New stuff in python-web, allows you to easily run gevent pools in multiple processes. This is useful if you are hitting 100% cpu before running out of bandwidth, but also simplifies your code, as most stuff is just managed for you.

Define your worker function:

Code:
def grab(out_q, url):
    page = web.grab(url)
    if page:
        out_q.put((url, len(page.external_links())))
This just grabs a page, then returns how many external links there on it. You could put an if statement in there if you only wanted < 50 external links etc. out_q always needs to be the first argument, it's where the results go.

You'll need a list of urls in links.txt for the piece of code which actually calls your function:

Code:
for url, link_count in web.pooler(grab, open('list.txt'), debug=True, pool_size=40):
    print url, link_count
pool_size is total, so on a quad core, each process would get 10 "threads" (greenlets) in this example. Instead of just printing the results, you could easily save to a file.
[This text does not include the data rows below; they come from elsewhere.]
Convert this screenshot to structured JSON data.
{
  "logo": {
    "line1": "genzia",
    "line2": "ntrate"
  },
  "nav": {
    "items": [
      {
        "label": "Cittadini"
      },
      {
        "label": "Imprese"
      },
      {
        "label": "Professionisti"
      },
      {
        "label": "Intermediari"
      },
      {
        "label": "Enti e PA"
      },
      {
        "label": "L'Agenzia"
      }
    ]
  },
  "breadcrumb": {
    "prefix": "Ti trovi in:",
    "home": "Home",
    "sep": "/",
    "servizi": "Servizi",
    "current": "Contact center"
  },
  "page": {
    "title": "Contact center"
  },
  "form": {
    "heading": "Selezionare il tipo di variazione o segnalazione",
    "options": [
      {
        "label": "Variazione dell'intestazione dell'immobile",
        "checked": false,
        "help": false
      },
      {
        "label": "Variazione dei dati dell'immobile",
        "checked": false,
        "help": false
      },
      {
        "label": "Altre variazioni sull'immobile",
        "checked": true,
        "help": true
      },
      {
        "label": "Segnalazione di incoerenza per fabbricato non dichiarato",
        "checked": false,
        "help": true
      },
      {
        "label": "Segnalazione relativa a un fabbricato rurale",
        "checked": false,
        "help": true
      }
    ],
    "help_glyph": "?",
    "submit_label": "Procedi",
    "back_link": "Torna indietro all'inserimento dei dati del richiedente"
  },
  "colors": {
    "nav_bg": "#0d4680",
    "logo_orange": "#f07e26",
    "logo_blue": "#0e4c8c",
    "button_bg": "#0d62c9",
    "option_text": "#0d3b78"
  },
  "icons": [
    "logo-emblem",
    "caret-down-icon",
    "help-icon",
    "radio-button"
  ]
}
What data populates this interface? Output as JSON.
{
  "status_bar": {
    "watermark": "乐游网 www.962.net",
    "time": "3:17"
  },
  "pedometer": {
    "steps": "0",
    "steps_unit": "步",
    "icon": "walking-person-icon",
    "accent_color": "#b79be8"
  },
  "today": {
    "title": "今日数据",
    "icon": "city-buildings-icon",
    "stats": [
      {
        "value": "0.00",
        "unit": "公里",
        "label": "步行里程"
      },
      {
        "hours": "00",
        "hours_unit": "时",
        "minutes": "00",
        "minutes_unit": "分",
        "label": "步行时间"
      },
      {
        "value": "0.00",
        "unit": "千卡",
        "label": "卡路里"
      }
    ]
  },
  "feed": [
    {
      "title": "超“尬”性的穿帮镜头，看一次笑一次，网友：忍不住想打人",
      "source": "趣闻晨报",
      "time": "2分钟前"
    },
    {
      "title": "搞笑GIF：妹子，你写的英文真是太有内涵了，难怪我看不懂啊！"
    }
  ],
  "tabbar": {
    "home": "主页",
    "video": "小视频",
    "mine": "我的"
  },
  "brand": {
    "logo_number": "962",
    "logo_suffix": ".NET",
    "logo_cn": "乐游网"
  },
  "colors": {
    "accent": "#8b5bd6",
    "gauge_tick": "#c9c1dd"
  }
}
Instead of an open file, you can pass in any iterable, list, set, tuple, etc.

I have something similar to this code running 4 processes, each 75 threads, doing usually 80-90mbit on a 1GB Linode.

Anything that's CPU intensive should be done in the worker function, not in the main loop, otherwise you are limited to one core again.

Next step might be to simplify a little by allowing the worker function to return instead of write to the out_q.
 
I'm just trying to get modules to install like lxml wit easy_install can't get it to work on Windows or Linux fuck.